Gündem

Erdoğan: Kitap okuma, nitelikli akademik eserler üretme noktasında hâlâ oldukça gerideyiz

"Televizyon izlemeye her gün 6 saat, internete girmeye 3 saat harcıyoruz"

23 Kasım 2018 18:18

İstanbul Medeniyet Üniversitesi Merkezi Laboratuvar Açılışı ve Kütüphane Temel Atma Töreni'nde konuşan Cumhurbaşkanı Tayyip Erdoğan, "Kitap okuma, nitelikli akademik eserler üretme noktasında hâlâ oldukça gerideyiz" dedi. Erdoğan, Türkiye'de bir kişinin televizyon izlemeye 6 saat, internete girmeye 3 saat ayırdığını belirtirken, kitap okumaya ise 3-4 dakika ayırdığını kaydetti.

Erdoğan'ın konuşması şöyle:

"Yatırım bedeli 65 milyon lirayı aşan bu önemli kütüphanemizin şimdiden üniversitemize tüm hocalarımıza ve öğrencilerimize hayırlı olmasını diliyorum. 2010 yılında kurulan 2012 yılında ise eğitim-öğretime başlayan üniversitemiz bir dönem yanlış ellerde yaşadığı sıkıntılara rağmen bugün gurur verici başarılara imza atıyor. Üniversitemiz gün geçtikçe her bakımdan üst düzey bir eğitim kurumuna dönüşüyor.

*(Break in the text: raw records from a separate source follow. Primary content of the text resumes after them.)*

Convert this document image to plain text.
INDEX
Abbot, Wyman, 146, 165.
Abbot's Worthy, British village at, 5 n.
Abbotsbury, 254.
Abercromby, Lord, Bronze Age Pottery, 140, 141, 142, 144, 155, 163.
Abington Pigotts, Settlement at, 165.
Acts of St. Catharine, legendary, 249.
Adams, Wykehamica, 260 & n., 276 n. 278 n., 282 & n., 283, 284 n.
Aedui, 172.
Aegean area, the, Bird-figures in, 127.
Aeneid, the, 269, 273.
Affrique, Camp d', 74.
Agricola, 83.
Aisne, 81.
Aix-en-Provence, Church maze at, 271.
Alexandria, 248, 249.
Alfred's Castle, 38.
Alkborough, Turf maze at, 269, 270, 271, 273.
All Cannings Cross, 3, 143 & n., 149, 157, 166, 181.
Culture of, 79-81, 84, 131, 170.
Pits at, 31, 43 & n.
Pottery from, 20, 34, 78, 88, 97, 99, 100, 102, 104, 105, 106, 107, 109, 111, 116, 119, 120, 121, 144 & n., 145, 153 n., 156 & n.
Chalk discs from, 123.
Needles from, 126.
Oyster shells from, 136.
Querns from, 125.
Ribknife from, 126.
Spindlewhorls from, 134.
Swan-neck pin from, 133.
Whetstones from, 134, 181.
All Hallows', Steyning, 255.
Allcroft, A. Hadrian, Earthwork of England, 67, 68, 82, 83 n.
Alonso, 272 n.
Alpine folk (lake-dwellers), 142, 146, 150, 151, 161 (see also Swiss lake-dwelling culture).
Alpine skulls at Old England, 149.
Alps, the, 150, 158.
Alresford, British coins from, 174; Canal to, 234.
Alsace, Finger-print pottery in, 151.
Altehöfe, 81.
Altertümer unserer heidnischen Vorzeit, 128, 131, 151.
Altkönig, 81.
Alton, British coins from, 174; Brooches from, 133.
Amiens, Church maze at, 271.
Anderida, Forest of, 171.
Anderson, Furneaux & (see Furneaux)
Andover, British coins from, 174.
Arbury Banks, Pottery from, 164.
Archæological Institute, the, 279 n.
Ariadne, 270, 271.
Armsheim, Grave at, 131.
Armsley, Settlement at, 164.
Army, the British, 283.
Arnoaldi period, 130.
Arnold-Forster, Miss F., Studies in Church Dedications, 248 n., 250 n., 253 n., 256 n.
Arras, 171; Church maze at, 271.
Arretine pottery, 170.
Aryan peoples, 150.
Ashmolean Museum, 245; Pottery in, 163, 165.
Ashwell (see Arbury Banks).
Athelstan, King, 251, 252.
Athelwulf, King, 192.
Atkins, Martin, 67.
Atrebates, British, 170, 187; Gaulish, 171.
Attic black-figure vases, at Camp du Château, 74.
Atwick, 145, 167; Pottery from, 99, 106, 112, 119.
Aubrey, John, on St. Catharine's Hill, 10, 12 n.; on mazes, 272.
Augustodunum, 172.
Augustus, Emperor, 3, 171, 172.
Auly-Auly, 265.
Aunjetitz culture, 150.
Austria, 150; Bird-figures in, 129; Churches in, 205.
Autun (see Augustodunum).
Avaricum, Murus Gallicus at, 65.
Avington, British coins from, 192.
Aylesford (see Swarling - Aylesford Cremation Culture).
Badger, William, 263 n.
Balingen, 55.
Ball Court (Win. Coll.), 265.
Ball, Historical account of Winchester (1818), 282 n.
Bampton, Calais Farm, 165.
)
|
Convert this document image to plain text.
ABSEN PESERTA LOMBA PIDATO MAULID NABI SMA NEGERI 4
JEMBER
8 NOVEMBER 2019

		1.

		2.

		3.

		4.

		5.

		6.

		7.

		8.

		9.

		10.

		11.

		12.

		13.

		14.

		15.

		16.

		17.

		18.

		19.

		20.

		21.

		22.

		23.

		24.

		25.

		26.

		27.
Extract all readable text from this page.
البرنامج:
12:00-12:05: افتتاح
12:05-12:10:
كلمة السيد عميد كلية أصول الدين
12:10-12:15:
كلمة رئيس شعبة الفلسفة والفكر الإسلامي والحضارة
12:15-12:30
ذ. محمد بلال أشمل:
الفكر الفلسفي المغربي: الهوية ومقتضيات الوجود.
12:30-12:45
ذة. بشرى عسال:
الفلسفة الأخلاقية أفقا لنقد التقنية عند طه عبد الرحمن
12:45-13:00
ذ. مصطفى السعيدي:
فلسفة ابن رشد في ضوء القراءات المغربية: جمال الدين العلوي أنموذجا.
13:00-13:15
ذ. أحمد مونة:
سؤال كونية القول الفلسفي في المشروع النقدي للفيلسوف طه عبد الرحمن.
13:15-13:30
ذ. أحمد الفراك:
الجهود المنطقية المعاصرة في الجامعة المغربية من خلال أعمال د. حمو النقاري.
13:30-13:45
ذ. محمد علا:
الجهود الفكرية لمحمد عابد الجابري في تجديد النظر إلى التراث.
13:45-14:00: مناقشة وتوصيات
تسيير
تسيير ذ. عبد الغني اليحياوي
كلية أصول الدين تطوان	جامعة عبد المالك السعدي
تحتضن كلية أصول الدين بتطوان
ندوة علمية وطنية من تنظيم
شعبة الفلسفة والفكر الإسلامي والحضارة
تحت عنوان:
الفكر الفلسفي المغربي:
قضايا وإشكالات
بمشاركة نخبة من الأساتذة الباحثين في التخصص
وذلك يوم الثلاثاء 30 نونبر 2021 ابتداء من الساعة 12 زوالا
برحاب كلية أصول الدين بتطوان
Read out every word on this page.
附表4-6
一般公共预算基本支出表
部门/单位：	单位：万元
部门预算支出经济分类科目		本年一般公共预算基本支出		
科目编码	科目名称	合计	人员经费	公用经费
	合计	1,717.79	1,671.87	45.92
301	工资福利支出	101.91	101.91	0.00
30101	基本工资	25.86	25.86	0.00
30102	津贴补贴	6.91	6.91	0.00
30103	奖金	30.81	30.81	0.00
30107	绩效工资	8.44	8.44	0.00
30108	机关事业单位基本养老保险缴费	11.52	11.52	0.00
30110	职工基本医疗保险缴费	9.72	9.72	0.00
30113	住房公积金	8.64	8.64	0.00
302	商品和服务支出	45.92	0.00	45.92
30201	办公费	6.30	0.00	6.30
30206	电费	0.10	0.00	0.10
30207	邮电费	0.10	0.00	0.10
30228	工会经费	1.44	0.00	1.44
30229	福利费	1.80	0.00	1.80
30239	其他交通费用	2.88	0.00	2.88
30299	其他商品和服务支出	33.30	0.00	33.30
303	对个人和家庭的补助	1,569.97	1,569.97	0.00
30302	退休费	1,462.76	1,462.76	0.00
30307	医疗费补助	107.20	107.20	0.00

"Biz ilk emri ikra yani oku olan bir dinin müntesipleriyiz. Biz kalemin kılıçtan üstün tutulduğu alimlerin peygamberlerin varisleri olarak görüldüğü bir medeniyetin mensuplarıyız. Kimi tarihçiler yakılan kitapların sayısının 1 milyonun üzerinde olduğunu söyler. Fatih Sultan Mehmet Han İstanbul'u fethettikten sonra önceliği kütüphanelere vermiştir.

"Oldukça gerideyiz"

"Kitap okuma, nitelikli akademik eserler üretme noktasında hâlâ oldukça gerideyiz. Ülkemizde her gün televizyon izlemeye 6 saat internete 3 saat harcıyoruz. Buna karşın kitap okumaya harcadığımız süre kişi başına günde birkaç dakikayı zor buluyor. Türkiye kitap okuma oranında dünyada 86. sırada. Ülkemizdeki kafe denilen vakit öldürme mekanların kütüphanelerimizden çok daha yaygın olması üzerinde hassasiyetle durmamız gerekiyor.

Millet kütüphaneleri

"Millet kütüphanelerinin ne olduğunu anlamayanlar var. Orada tuğla mı dizeceğiz diyenler var. Kıraathanenin anlamı ne anlamıyor. Her açılışı yaptığımızda orada üniversiteli öğrencilerimizi kitaplarının başında gördüğümüzde gurur duyuyorum. Her millet bahçesinin bir köşesinde bir millet kıraathanesi tüm illerimizde yayılacak.''

"Militan yetiştirme kampına dönüştürülen üniversiteler"

Türk üniversiteleri her ne kadar imtiyazını kaybedenler aksini iddia etseler de 2002 öncesine göre hem altyapı imkânları hem de akademik özgürlükler bakımından çağ atlamıştır. 28 Şubat döneminin faşist zihniyetinin üniversitelerimizde sebep olduğu tahribat önemli ölçüde giderilirken üniversitelerin kapıları tekrar milletin evlatlarına açılmıştır. Devleti tapulu malları gibi gören, kimi üniversiteleri adeta militan yetiştirme kampına dönüştüren teröristler buralardan temizlenmiştir. Marjinal çevrelerin istismar ettikleri harç yurt gibi öğrencilerin kronik sorunlarının tamamı hallolmuştur.

"Öğrencielrimizin bir sıkıntısı var. Be kardeşim, be evladım... Herkes burs istiyor. Niye kredi istemiyorsun? Krediyi kim müraacat ederse alıyor zaten. Sigortalı işe girdiğin zaman çok düşük taksitlerle ödüyorsun. 

"Üniversitelerimiz uzun yıllar kendilerini esir alan statükonun baskıcı, formatlayıcı, hürriyetleri kısıtlayıcı atmosferinden büyük oranda kurtulmuştur.

"Almanya Şansölyesi Merkel'le konuştum. 'Sizin kaç üniversite öğrenciniz var' diye sordum. '3 milyon' dedi. Bizim 8 milyon üniversite öğrencimiz var. Ha nitelik itibariyle zayıf olabiliriz. 5 sene 10 sene sonra onları geçeceğiz; buna inanıyorum."